Las Sidrerías Excelentes se unen para brindar lo mejor de Asturias

En el mes de enero comienzan las espichas de sidra en Asturias, el momento de catar la nueva cosecha de sidra antes de embotellarla. En Asturias, el sello Sidrerías Excelentes, otorgado a las sidrerías ambientadas en la cultura tradicional y expertas en el escanciado de esta bebida, garantiza al visitante la mejor elección.

Regina Buitrago

Una espicha es una reunión festiva asturiana en la que se bebe sidra. Consiste, o consistía más bien, en juntarse varias personas en un llagar para abrir o espichar un tonel de sidra, una pipa, como se suele llamar a esos grandes toneles de unos 500 litros, donde el zumo de manzana evoluciona durante dos o tres meses. El momento propio de las espichas es ahora, en enero, o a comienzos de febrero para los que no trasiegan la sidra y solo la tienen tres meses en barrica. Es el momento de catar la nueva sidra antes de embotellarla. Es también el momento de corregir algún defecto que pueda subsanarse antes del embotellado.

La sidra, producto típicamente asturiano con DOP (Denominación de Origen Protegido) es mimada en el Principado de Asturias hasta la excelencia: 227 sidrerías-restaurante y 42 sidrerías-bar ofrecen el mejor tratamiento para el néctar de la manzana. Las sidrerías, independientemente del grupo en que estén clasificadas, tienen que contar con los materiales y el personal necesario para la conservación y escanciado de la sidra natural, según la costumbre asturiana. También los diseños de los locales deben estar en consonancia con la etnografía de la región, y todas las sidrerías tienen que exhibir una placa en la que figure el distintivo de su calificación.

La sidra encuentra su mejor sitio en los selectos establecimientos en los que se la trata como la compañera perfecta de mesa que es. Una máxima que se cumple en la capital del Principado, en la Sidrería Juan Carlos (Los Avellanos, 2), campeón de los escanciadores de Asturias que sabe acompañar a unos pescados y mariscos excelentes de la mejor sidra de la temporada. Cerca de Oviedo, en Tiñana, el llagar Fonciello (www.sidrafonciello.com) selecciona con primor los distintos tipos de manzana para la elaboración de su sidra: regona, coloradota... y organiza divertidas espichas (fiestas con sidra y productos de la tierra).

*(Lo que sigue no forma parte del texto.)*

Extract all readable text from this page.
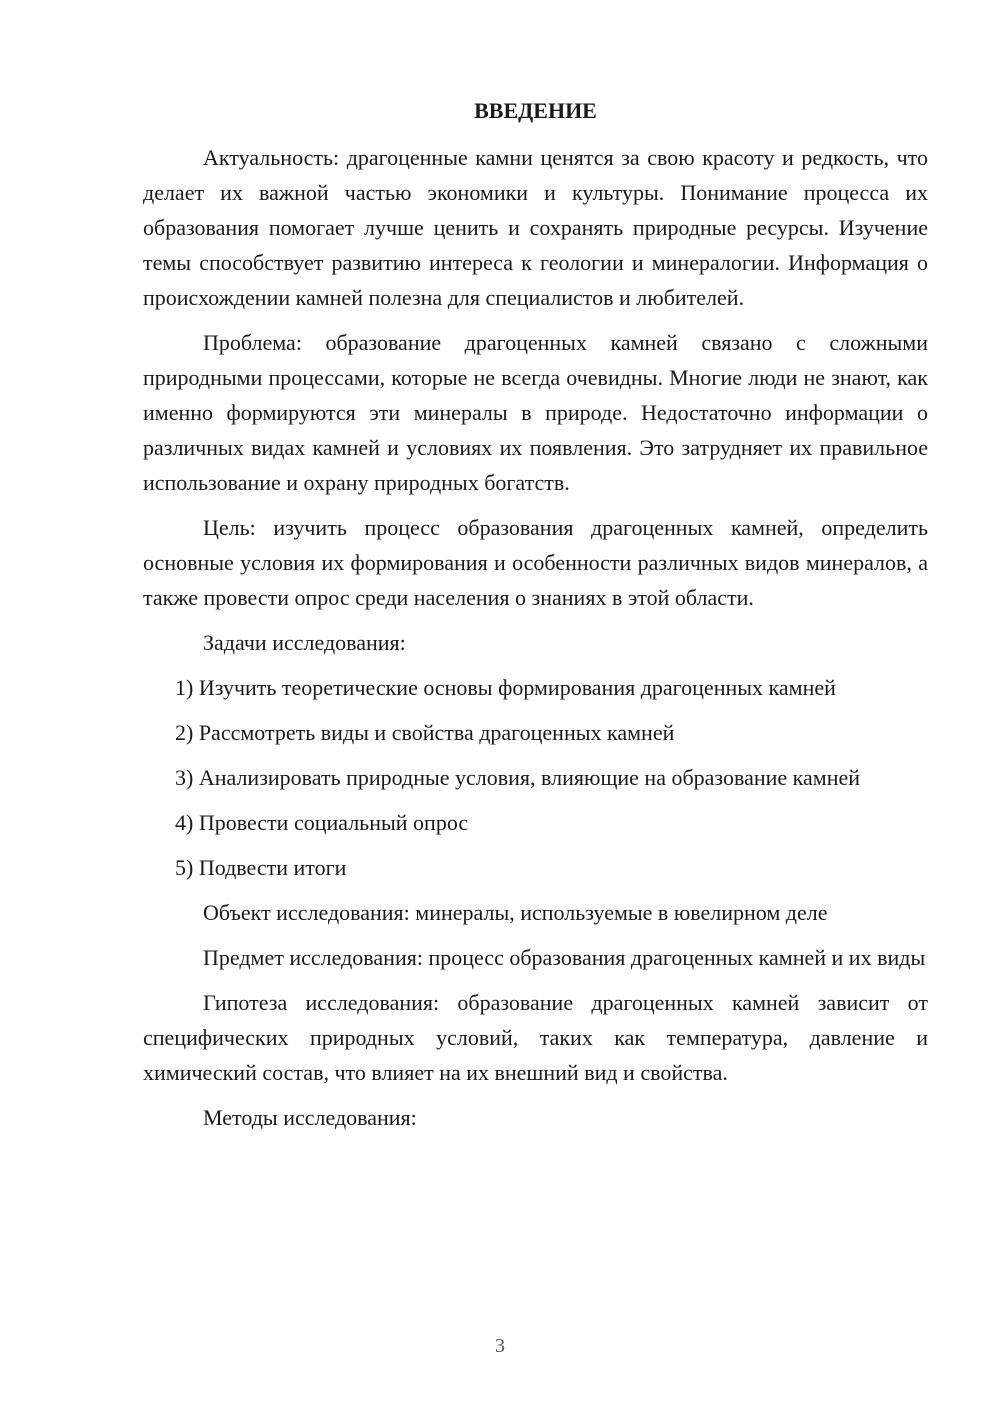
ВВЕДЕНИЕ

Актуальность: драгоценные камни ценятся за свою красоту и редкость, что делает их важной частью экономики и культуры. Понимание процесса их образования помогает лучше ценить и сохранять природные ресурсы. Изучение темы способствует развитию интереса к геологии и минералогии. Информация о происхождении камней полезна для специалистов и любителей.

Проблема: образование драгоценных камней связано с сложными природными процессами, которые не всегда очевидны. Многие люди не знают, как именно формируются эти минералы в природе. Недостаточно информации о различных видах камней и условиях их появления. Это затрудняет их правильное использование и охрану природных богатств.

Цель: изучить процесс образования драгоценных камней, определить основные условия их формирования и особенности различных видов минералов, а также провести опрос среди населения о знаниях в этой области.

Задачи исследования:

1) Изучить теоретические основы формирования драгоценных камней

2) Рассмотреть виды и свойства драгоценных камней

3) Анализировать природные условия, влияющие на образование камней

4) Провести социальный опрос

5) Подвести итоги

Объект исследования: минералы, используемые в ювелирном деле

Предмет исследования: процесс образования драгоценных камней и их виды

Гипотеза исследования: образование драгоценных камней зависит от специфических природных условий, таких как температура, давление и химический состав, что влияет на их внешний вид и свойства.

Методы исследования:

3
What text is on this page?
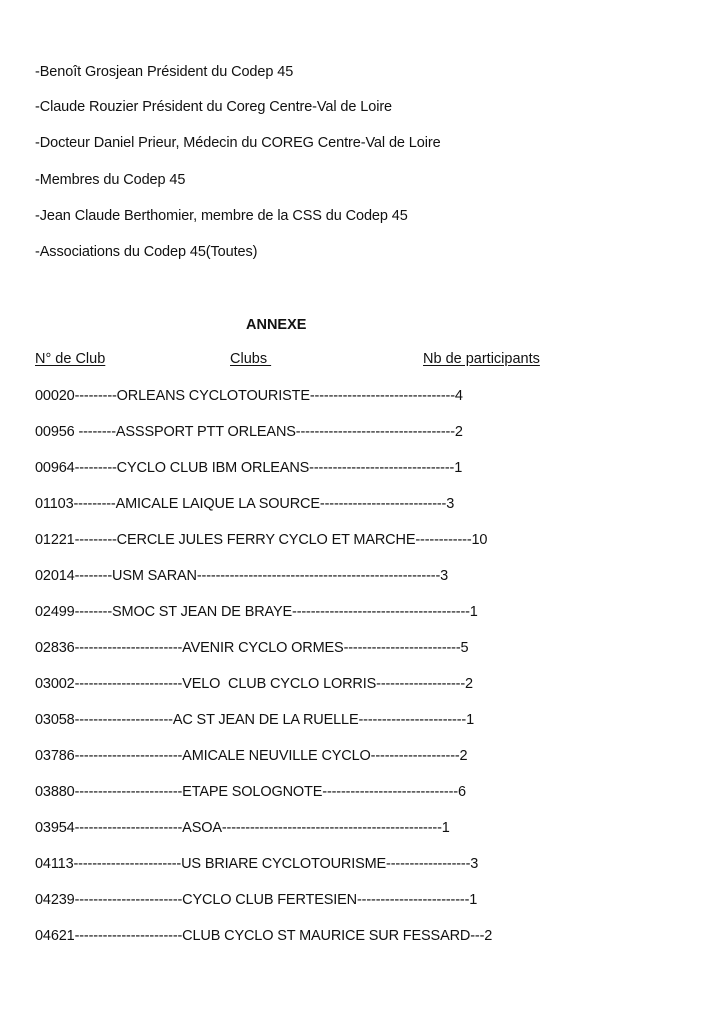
-Benoît Grosjean Président du Codep 45
-Claude Rouzier Président du Coreg Centre-Val de Loire
-Docteur Daniel Prieur, Médecin du COREG Centre-Val de Loire
-Membres du Codep 45
-Jean Claude Berthomier, membre de la CSS du Codep 45
-Associations du Codep 45(Toutes)
ANNEXE
N° de Club	Clubs	Nb de participants
00020---------ORLEANS CYCLOTOURISTE-------------------------------4
00956 --------ASSSPORT PTT ORLEANS----------------------------------2
00964---------CYCLO CLUB IBM ORLEANS-------------------------------1
01103---------AMICALE LAIQUE LA SOURCE---------------------------3
01221---------CERCLE JULES FERRY CYCLO ET MARCHE------------10
02014--------USM SARAN----------------------------------------------------3
02499--------SMOC ST JEAN DE BRAYE--------------------------------------1
02836-----------------------AVENIR CYCLO ORMES-------------------------5
03002-----------------------VELO  CLUB CYCLO LORRIS-------------------2
03058---------------------AC ST JEAN DE LA RUELLE-----------------------1
03786-----------------------AMICALE NEUVILLE CYCLO-------------------2
03880-----------------------ETAPE SOLOGNOTE-----------------------------6
03954-----------------------ASOA-----------------------------------------------1
04113-----------------------US BRIARE CYCLOTOURISME------------------3
04239-----------------------CYCLO CLUB FERTESIEN------------------------1
04621-----------------------CLUB CYCLO ST MAURICE SUR FESSARD---2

En Langreo, corazón de las Cuencas Mineras y del Valle del Nalón, la sidrería La Pomar (www.lapomar.com) mantiene una continuada calidad en sus cocidos tradicionales y los mariscos de su vivero. Ya en la costa, en Gijón, y dentro de las sidrerías excelentes, en Casa Ataúlfo (Cabrales, 29) dominan los productos del mar, siempre con la sidra bien escanciada. Desde 1890, en Avilés, la veterana Casa Lin (Avda. de los Telares, 6) ofrece un auténtico ambiente de sidrería donde hay que probar sus famosos mejillones y sus fresquísimos pescados.

Pero la zona de Asturias de mayor importancia en la cosecha de manzana y elaboración de sidra es la Comarca de la Sidra. Villaviciosa, capital sidrera, también posee una buena cantidad de lagares y estupendas sidrerías para la degustación de unos refrescantes culines (pequeños tragos) de sidra acompañados del típico picoteo de las espichas asturianas. En el Llagar Cortina (www.sidracortina.com) se ofrecen visitas al público con espicha de muestra, o almuerzos en su sidrería donde se puede comprobar el excelente maridaje de la sidra con las mejores carnes asturianas, mariscos y pescados del Cantábrico y los postres típicos, como los deliciosos frixuelos rellenos.

En la zona occidental, en Tapia de Casariego, la sorpresa está en la peculiar sidrería La Terraza (Amor de Dios, 2), centenario establecimiento que acoge, año tras año, en su patio habitado por una longeva higuera a todos los amantes de la buena sidra y de su afamado bonito al horno. Por último, en la comarca del Oriente y en la que fuera capital del Reino, Cangas de Onís, el restaurante sidrería Los Arcos (www.arceahoteles.com), la única con la marca de calidad Mesas de Asturias, sorprende con sus guisos y carnes roxas de los Picos de Europa, quesos artesanales y también con sus postres, como el venerado pastel de chocolate, hecho al momento.